The cerebral cavity is smaller than in Neanderthals, and the height of the cranial vault is greater, the forehead is less sloping, the zygomatic bones are not sloping, the cerebral region is shorter, the orbits are relatively low, the mastoid processes have developed.

In Europe, at first they lived in the south, then began to move to the north, more and more acquiring the features of the Neanderthals. The Heidelberg man (Fig. 4) was engaged in the manufacture of tools from wood, bone, stone, made buildings, was engaged in the manufacture of clothing. It is noted that the Heidelbergers tried to give their guns a more aesthetic look. The remains of the settlements contain permanent hearths and family buildings.

Rice. 4 - Heidelberg man

Paleanthropus(fig. 5). They lived approximately in the interval of 300-30 thousand years BC in Eurasia and Africa. Late Neanderthals are distinguished by their small stature (up to 170 cm in males), shoulder width, skeletal and muscular development. The proportions of the body are similar to the current representatives of the peoples of the Arctic as a result of adaptation to weather conditions. The massive structure of the skeleton is usually explained by an adaptation to the need to carry a lot of meat over long distances.

The volume of the brain is on average 1350 cubic meters. see, the growth of the neocortex is noted. The skull is large in size, the shape is elongated, the wall thickness exceeds that of modern people. The supraorbital ridges are massive, the forehead is sloping, the jaws are large and massive, and the teeth are large.

Rice. 5 - Paleontrop

There are theories asserting that skeletal ontogeny in Neanderthals proceeded faster than in modern humans. At the same time, comparisons are made between the remains of immature Neanderthals with modern children. These theories point to the rapid pace of maturation as an important feature of Neanderthals.

The number of Middle Paleolithic Neanderthals is estimated at one million. There was no increase in life expectancy in comparison with the previous forms, a Neanderthal who lived to 30 years was rare, while the average life expectancy was about 20 years.

They had a complex social organization, demonstrated friendly social behavior, as well as altruism, expressed, in particular, in caring for old and sick individuals. Social roles were differentiated, the level of cooperation was high. However, cannibalism was practiced, albeit to a lesser extent over time. At this time, the first burials appeared. According to archeology, Neanderthal communities tended to become isolated, resulting in crossbreeding and biological changes. Perhaps this is related to the loss of their evolutionary plasticity and the subsequent extinction of this species.

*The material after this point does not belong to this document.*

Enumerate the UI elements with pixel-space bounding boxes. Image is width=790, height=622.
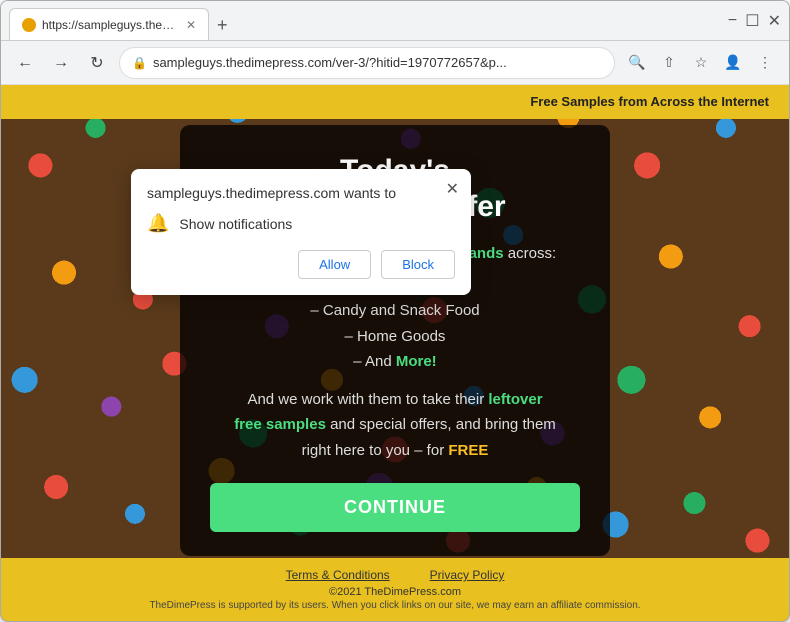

Fossil humans of the modern type... Cro-Magnons of the modern type fully developed about 40 thousand years ago. Differences from a modern person are small. First of all, there is a massive skeleton, a greater thickness of the bones of the skull and a larger size of the eye sockets, a lower height of the fornix.

The total population ranged from about 3 to 5.5 million, including about 50 thousand in Europe. The average life expectancy for an adult is 34 years, more than a third of them are over 40 years old. A dual-communal organization arose. Since it brought advantages in the field of genetics, the size of the groups increased.